Governance. Version-pin the landing-zone modules and promote changes through review, so the standard evolves deliberately. Keep the Sentinel/OPA policy set in version control alongside the modules. Log every request, approval, run, and write-back — which, because they live in ServiceNow and Terraform Cloud respectively, you largely get for free. The CMDB becomes the single place that answers governance questions: every account, its owner, its purpose, its guardrail tier, and the approved change that created it.
Explicit tradeoffs
Accept these or do not build it. This platform front-loads engineering: you must build and maintain the landing-zone modules, the Flow Designer logic, the policy set, the two webhooks, and the CMDB write-back. That is real work, and for a handful of accounts a year it is overkill — a small shop should let the platform team hand-build with a checklist and skip all of this. The payoff arrives with volume and regulation: the moment you are vending dozens of accounts and an auditor is asking who approved what, the investment returns itself. The seam between ServiceNow and Terraform is also a coupling you must own — an API or schema change on either side can break the flow, so it needs the same testing discipline as production code. And the guardrails that make this safe will occasionally tell a developer “no” for a legitimate edge case the policy did not anticipate; you need a fast, governed exception path (itself a ServiceNow request) so the paved road bends without breaking.

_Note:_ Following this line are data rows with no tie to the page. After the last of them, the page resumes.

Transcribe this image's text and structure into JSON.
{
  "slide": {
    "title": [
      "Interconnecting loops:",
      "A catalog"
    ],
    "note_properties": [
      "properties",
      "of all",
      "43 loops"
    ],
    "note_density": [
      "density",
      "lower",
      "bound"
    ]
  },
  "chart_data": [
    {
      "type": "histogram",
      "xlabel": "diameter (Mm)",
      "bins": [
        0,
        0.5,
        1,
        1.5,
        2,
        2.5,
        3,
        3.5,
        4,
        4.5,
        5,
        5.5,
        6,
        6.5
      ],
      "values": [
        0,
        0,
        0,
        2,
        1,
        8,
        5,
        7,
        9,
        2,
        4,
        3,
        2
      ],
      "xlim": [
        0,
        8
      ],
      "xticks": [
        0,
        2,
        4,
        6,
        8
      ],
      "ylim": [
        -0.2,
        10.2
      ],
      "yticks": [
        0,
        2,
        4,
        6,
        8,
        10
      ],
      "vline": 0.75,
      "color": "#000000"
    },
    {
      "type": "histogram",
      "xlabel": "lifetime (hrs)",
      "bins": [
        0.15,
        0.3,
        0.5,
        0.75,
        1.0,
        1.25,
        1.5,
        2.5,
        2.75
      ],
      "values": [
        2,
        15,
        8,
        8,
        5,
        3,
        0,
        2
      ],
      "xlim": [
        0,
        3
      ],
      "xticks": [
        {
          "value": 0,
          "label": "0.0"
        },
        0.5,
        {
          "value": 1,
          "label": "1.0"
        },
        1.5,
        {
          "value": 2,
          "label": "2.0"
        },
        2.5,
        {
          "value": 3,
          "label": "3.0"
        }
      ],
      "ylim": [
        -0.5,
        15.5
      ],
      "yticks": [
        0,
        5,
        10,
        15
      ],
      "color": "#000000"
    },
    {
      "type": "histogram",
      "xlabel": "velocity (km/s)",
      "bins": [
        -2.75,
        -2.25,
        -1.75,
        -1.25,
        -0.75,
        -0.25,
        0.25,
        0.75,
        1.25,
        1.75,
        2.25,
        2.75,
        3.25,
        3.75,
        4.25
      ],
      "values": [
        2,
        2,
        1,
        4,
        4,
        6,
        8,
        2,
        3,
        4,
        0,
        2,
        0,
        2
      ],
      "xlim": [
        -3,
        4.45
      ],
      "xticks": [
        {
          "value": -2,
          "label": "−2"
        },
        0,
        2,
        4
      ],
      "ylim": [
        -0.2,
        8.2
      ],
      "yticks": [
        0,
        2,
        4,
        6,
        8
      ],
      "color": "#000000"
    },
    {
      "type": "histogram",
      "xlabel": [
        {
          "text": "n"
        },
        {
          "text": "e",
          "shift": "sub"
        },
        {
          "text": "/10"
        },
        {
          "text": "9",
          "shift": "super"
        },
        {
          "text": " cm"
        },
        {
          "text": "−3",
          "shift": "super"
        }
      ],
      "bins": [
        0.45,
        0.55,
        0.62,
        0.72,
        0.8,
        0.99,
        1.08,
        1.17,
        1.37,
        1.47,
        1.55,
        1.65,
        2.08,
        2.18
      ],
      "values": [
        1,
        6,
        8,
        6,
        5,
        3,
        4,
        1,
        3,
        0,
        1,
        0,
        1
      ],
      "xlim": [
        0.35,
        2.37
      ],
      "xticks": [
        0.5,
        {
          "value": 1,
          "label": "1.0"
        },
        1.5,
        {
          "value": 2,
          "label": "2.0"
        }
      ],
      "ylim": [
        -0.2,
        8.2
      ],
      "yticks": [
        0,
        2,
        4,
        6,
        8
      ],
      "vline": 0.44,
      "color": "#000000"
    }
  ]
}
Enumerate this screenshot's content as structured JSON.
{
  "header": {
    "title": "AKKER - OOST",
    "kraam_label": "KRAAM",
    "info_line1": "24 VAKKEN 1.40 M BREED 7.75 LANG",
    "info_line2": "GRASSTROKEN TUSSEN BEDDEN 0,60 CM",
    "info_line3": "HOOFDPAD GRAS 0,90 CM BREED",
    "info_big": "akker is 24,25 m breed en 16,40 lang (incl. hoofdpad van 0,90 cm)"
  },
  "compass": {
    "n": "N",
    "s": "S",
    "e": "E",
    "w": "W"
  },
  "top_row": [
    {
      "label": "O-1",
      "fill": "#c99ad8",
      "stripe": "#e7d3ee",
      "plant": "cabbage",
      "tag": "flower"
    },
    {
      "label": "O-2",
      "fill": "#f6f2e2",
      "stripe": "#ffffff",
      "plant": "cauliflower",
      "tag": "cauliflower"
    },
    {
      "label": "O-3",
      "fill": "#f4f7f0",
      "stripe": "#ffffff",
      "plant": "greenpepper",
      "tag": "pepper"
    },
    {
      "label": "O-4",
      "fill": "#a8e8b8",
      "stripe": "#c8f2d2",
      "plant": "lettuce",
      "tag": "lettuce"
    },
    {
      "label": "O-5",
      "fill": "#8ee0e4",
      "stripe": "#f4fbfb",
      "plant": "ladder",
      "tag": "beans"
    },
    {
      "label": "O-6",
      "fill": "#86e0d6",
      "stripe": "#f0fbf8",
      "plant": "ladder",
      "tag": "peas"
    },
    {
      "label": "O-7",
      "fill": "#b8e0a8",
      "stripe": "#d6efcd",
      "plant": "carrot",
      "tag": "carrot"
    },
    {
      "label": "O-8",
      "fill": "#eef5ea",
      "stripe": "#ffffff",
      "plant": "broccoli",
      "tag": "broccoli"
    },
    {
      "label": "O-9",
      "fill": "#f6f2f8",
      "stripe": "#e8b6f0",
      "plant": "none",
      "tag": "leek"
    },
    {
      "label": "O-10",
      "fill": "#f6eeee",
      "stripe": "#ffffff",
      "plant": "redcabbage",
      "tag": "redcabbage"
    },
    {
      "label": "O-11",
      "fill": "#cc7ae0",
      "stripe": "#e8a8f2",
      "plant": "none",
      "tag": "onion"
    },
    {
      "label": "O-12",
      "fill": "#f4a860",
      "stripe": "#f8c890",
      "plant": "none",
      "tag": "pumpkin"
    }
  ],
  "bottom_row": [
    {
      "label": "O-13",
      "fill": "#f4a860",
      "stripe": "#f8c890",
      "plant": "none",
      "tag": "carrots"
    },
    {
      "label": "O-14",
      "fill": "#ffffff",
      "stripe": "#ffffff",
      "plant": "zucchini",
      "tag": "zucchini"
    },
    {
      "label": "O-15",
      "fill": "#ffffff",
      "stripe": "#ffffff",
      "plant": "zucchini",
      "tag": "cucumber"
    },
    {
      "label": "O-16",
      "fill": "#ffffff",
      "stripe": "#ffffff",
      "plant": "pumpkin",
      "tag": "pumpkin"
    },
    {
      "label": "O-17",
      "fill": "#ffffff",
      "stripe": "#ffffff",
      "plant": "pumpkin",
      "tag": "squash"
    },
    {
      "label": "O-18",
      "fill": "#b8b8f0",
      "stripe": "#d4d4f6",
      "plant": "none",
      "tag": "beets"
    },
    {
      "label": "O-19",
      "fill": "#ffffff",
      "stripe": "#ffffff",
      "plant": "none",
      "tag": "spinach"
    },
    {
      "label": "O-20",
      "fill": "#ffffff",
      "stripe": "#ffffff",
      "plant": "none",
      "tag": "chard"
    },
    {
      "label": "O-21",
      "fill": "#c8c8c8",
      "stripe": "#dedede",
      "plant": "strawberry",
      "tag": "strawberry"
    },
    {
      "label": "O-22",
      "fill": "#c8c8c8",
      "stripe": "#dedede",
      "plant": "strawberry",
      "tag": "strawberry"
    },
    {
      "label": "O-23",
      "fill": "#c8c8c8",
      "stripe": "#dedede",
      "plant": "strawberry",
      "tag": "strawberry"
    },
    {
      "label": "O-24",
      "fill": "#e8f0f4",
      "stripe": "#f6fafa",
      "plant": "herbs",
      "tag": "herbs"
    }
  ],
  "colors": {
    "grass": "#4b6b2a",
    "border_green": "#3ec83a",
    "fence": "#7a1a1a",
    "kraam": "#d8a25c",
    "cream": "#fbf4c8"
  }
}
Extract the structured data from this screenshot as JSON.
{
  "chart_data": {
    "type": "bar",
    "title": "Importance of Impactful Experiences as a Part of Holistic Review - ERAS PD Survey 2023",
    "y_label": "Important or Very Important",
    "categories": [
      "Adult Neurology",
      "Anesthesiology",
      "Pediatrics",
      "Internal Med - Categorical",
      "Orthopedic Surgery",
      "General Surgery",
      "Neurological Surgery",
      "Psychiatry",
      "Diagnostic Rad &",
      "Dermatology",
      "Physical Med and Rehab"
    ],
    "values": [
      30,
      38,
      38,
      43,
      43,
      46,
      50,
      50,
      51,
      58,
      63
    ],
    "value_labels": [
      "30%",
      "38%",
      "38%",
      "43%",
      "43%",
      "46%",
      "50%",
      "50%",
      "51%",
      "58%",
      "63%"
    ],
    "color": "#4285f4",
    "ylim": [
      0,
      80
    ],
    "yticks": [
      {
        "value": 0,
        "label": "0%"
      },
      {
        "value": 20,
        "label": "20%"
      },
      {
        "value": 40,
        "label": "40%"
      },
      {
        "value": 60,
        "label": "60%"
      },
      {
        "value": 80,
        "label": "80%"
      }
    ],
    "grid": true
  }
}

The alternatives, and when they win. If you live in a single cloud and want the lightest path, that provider’s native vending — AWS Control Tower Account Factory for Terraform (AFT) or Azure landing-zone accelerators — gets you most of this with less glue, at the cost of the ServiceNow-native approval and CMDB integration this insurer specifically needs. If your developers are platform-savvy and you value a developer-portal experience over an ITSM one, an internal developer platform on Backstage with Terraform-backed templates and Okta SSO is the more developer-loved front door — though it leans on the engineering org to operate rather than the ITSM org. And if you are genuinely small, the honest answer is a documented runbook and a careful human; reach for this architecture when scale, multi-cloud, and audit pressure make the manual path the bottleneck — which, for this health insurer drowning in an eleven-day queue, it emphatically had.
The shape of the win
For the insurer, the payoff is not “a faster form.” It is that a developer requests a HIPAA-scoped production account at 9am, the right people approve it over coffee, and by mid-morning the account exists — encrypted, logged, network-isolated, tagged to a cost centre, registered with Wiz and CrowdStrike, accessible via their Okta groups, and recorded in the CMDB with the approved change that created it. The security team can list every regulated account and its owner from one query. Finance can attribute every dollar from day one. And the shadow accounts on someone’s credit card are now the slow, unsupported, more painful option — so they stop appearing. Everything in the build — the Flow Designer routing, the version-pinned modules, the fail-closed policy gate, the Vault-issued credentials, the CMDB write-back — exists to make a developer, a CISO, and a CFO each say yes to the same account at the same time. That alignment is the destination; start with one cloud and one tier if you must, but this is where governed self-service has to land.